Harry had gotten a letter back from them. It was unaddressed because Harry hadn't signed the letter returning the stone. So they didn't know who had rescued it or returned it. They'd been grateful since Dumbledore had reported the stone as destroyed during the thief's attempt to steal it.
They'd also revealed he didn't actually have his permission to remove the stone from Gringott's to begin with because they believed a school full of children was no place for the most infamous stone in creation.
Over the years since its creation, many lives had been lost by people seeking the stone and with the knowledge that the stone was being sought yet again by those who'd use it for ill purposes, they'd sent it to Gringott's in the hopes of preventing that eventuality.
Gringott's had let Hagrid take the stone from the vault because said vault belonged to Albus who told them Nicolas wanted him to store it for him when in reality Nicolas had said no such thing.
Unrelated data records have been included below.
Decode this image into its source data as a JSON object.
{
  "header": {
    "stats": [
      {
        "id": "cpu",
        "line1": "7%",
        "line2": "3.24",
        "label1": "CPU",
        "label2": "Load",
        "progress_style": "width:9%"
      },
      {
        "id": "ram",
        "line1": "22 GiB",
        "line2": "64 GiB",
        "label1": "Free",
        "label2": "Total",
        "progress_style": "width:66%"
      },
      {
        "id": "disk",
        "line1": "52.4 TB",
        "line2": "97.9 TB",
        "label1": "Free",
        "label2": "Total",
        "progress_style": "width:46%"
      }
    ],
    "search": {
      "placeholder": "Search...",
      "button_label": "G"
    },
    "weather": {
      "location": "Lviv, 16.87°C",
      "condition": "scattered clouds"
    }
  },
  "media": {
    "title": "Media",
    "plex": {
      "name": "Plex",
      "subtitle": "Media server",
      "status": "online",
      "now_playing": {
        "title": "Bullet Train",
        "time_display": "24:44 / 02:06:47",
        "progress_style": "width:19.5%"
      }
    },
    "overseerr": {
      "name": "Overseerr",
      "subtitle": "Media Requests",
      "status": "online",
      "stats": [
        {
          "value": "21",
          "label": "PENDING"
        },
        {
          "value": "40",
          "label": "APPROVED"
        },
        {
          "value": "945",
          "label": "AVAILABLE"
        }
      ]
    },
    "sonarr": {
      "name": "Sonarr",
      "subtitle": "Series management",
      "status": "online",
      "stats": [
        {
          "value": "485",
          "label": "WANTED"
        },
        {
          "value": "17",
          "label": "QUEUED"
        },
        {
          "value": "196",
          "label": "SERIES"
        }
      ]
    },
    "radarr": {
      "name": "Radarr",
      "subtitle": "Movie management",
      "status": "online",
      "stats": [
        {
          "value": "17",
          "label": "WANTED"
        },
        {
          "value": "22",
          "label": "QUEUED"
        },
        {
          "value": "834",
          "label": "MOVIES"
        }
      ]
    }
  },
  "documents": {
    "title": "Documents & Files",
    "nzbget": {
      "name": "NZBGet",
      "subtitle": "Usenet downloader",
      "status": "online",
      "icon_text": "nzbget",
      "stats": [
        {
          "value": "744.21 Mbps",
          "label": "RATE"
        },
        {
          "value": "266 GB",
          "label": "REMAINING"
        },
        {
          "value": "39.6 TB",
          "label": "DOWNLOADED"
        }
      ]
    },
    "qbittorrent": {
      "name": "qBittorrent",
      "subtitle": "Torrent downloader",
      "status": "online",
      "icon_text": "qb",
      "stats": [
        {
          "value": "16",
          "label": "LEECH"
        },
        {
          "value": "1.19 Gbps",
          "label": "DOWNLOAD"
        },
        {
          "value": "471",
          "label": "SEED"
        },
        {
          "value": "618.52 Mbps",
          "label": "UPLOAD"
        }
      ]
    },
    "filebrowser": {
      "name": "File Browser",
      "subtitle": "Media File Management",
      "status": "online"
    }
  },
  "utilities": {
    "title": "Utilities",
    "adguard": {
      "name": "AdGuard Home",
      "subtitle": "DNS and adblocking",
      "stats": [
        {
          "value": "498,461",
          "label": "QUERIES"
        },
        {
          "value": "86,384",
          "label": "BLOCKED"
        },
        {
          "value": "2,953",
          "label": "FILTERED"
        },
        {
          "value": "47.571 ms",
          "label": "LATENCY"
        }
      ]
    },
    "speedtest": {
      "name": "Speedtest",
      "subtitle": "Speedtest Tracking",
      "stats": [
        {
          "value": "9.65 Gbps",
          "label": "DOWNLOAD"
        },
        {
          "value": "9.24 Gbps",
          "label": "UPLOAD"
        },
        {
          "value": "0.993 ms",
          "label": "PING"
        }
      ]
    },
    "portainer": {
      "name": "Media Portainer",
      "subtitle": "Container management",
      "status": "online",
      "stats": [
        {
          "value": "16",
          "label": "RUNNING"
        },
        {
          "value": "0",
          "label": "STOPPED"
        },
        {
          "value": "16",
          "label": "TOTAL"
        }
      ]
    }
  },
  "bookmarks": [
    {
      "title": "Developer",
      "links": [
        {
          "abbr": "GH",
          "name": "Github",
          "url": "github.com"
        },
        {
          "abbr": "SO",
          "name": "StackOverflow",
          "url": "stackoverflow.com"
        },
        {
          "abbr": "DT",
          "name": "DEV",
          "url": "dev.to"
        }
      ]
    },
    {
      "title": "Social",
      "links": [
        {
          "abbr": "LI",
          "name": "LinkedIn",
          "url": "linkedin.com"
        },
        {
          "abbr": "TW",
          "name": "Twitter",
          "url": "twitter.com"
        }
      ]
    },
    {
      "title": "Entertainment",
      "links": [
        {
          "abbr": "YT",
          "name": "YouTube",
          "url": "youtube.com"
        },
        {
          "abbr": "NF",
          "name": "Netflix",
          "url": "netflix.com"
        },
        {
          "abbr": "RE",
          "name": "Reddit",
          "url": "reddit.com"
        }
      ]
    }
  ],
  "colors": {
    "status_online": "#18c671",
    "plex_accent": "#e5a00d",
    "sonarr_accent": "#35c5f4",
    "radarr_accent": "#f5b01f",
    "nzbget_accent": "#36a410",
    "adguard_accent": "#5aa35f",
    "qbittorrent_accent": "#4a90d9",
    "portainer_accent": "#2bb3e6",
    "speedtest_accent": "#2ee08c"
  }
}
So in effect, Albus had conned the goblins into letting him steal their stone from them.
Which they admitted was only a decoy stone for the true stone of immortality and not the actual stone at all. Though Albus hadn't known that went he conned it off the goblins. And Harry had returned it to them.
They were very grateful and wanted to know what they could do for him in return as this decoy stone was very useful to them in keeping thieves away from the true stone.
The letter was one of his greatest treasures but he hadn't sent a reply because there was nothing he wanted for his effort in restoring it to them. That hadn't been why he did it.